Fue por allá por el año 1900 y tantos cuando tenía no más de 4 años, mi madre noto que no crecía, ni engordaba, de mal comer y sin apetito, una amiga le recomendó una medicina que estaba de moda en ese entonces y fue un tormento durante una parte de mi infancia, ese remedio venia en un frasco color ámbar y en su relieve se observaba la figura de un hombre cargando sobre su espalda un enorme pescado, eso jamás se me olvidara, el que lleva el bacalao en la espalda soy yo.
Todavía recuerdo el trago amargo de ese jarabe que supuestamente ayudaba en el crecimiento y el desarrollo de los niños, en la memoria de mis papilas gustativas siento ese sabor a pescado, grasiento, fermentado, repugnante, y lo peor es que tenía que tomar por las buenas, porque me lo estaba dando nada más y nada menos que mi madre, se me erizaban los pelos, apretaba todos los músculos y esfínteres, se me detenía la respiración por cada cucharada, y así tres veces al día durante los 365 días del año.
Todos los niños de mi época (eso no hace mucho) tomábamos ese bendito remedio, pobres, ricos, blancos y negros, fue un tema de conversación obligado durante los recreos y tareas, estábamos de acuerdo que era una verdadera tortura, no había manera de escapar de eso, no era justo, pero era por nuestra salud, supuestamente ese remedio era para dar apetito, aportar vitaminas, minerales y formar un sujeto alto y fuerte.
Hoy en día miro atrás, y el deseo de mi madre de ver a un hijo de buen peso y buena estatura nunca se dio , cuando llegue a 20 años quede en 50 kilos y 1.60 ms de altura, y allí me estanque, ni subo ni bajo, fue lo contrario a lo que deseaba ella, no ha habido manera ni fórmula para aumentar peso y talla, absolutamente nada, me quede pasmado como dicen en criollo, una vez escuche a una vecina diciéndole a otra: vos sabéis que Anita (mi santa madre) tuvo 7 hermosos hijos… y… a Nestico señalándome con su bemba, hasta la fecha no sé qué quiso decir esa señora con ese comentario, a lo mejor fui víctima de un mal de ojo de alguna señora estéril o de algún experimento de esos que hacen algunos laboratorios farmacéuticos, con el propósito de quien sabe que, lo cierto es que quienes tomamos inocentemente esa cosa nos fregamos.
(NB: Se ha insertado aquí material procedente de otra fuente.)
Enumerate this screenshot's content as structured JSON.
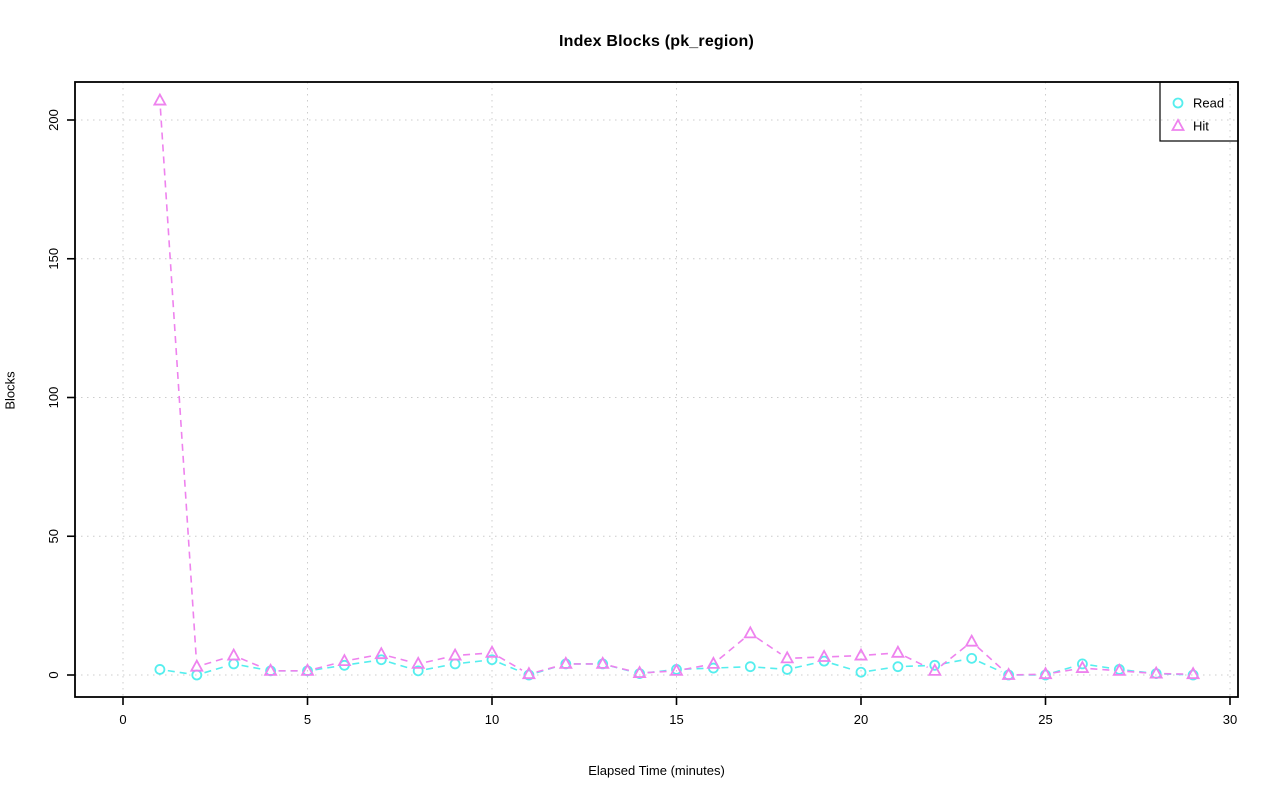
{
  "chart": {
    "title": "Index Blocks (pk_region)",
    "xlabel": "Elapsed Time (minutes)",
    "ylabel": "Blocks"
  },
  "chart_data": {
    "type": "line",
    "title": "Index Blocks (pk_region)",
    "xlabel": "Elapsed Time (minutes)",
    "ylabel": "Blocks",
    "x": [
      1,
      2,
      3,
      4,
      5,
      6,
      7,
      8,
      9,
      10,
      11,
      12,
      13,
      14,
      15,
      16,
      17,
      18,
      19,
      20,
      21,
      22,
      23,
      24,
      25,
      26,
      27,
      28,
      29
    ],
    "series": [
      {
        "name": "Read",
        "marker": "circle",
        "color": "#55EEEE",
        "linestyle": "dashed",
        "values": [
          2,
          0,
          4,
          1.5,
          1.5,
          3.5,
          5.5,
          1.5,
          4,
          5.5,
          0,
          4,
          4,
          0.5,
          2,
          2.5,
          3,
          2,
          5,
          1,
          3,
          3.5,
          6,
          0,
          0,
          4,
          2,
          0.5,
          0
        ]
      },
      {
        "name": "Hit",
        "marker": "triangle",
        "color": "#EE82EE",
        "linestyle": "dashed",
        "values": [
          207,
          3,
          7,
          1.5,
          1.5,
          5,
          7.5,
          4,
          7,
          8,
          0.3,
          4,
          4,
          0.7,
          1.5,
          4,
          15,
          6,
          6.5,
          7,
          8,
          1.5,
          12,
          0,
          0.3,
          2.5,
          1.5,
          0.5,
          0.3
        ]
      }
    ],
    "xlim": [
      0,
      30
    ],
    "ylim": [
      0,
      207
    ],
    "xticks": [
      0,
      5,
      10,
      15,
      20,
      25,
      30
    ],
    "yticks": [
      0,
      50,
      100,
      150,
      200
    ],
    "grid": true,
    "grid_color": "#cccccc",
    "frame_color": "#000000",
    "background": "#ffffff",
    "legend_position": "topright",
    "legend_labels": [
      "Read",
      "Hit"
    ]
  }
}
Casi que juro de rodillas que el autor de ese bebedizo repugnante era discípulo del “ doctor” Josef mengele, un ser que hizo juramento hipocrático y luego se pasó para el lado oscuro de la historia sirviéndole al despreciable de Hitler allá en los campos de concentración donde torturaban y hacían experimentos con prisioneros de guerra para crear la tal raza aria que tanto deseaba el fuhrer y dominar el mundo, llego tan lejos ese individuo que inspecciono y amplio’ la capacidad de las cámaras de gas para asesinar millones de personas.
Al terminar la segunda guerra mundial huye y se cambia el nombre, llego a Brasil en 1961, donde siguió haciendo experimentos en humanos, fue allá en la ciudad de Cándido Godoi donde comenzaron a nacer gemelos con ojos grises, y eso no fue por casualidad, ¿se fijan por donde vienen los tiros?
Posiblemente alguna potencia vislumbraba una guerra con el tercer mundo y nos enviaron esa vaina liquida que altero el ADN de inocentes niños para retardar o anular su crecimiento y crear ejércitos de pigmeos , duendes y liliputienses, en lo personal no me creo capaz con este cuerpito portar un fusil de 5 kilos de peso que al dispararlo me enviaría a 15 metros atrás fracturándome clavícula y coxis, no llego ni a miliciano Venezolano, no soy apto ni para ir a una guerra de minitecas porque al llegar las 8 de la noche estoy en el tercer sueño, que buena lavativa me hecho la vida cuando se cruzó en mi existencia ese menjurje del carrizo.
No le deseo mal a nadie pero ojala al que invento esa cosa que disfrazó de medicamento tenga la suegra viva y en su casa, lo persigan las mujeres peleonas, bigotudas y toxicas, si está muerto que san Pedro lo envié allá donde el innombrable, lo sumerjan en una paila con aceite de fritangas usado a mil grados Centígrados y le pongan a todo volumen los gargarismos y sonidos guturales de Bad Bunny, la colección completa de Paquita la del barrio y hasta las canciones de Popy, por ese crimen que cometió contra nosotros los niños de los años 60, alguien debe investigar seriamente que sustancia contenía aquella botella color ámbar que creo’ una generación que jamás podrá ir a ninguna batalla y mucho menos ser galanes de telenovelas.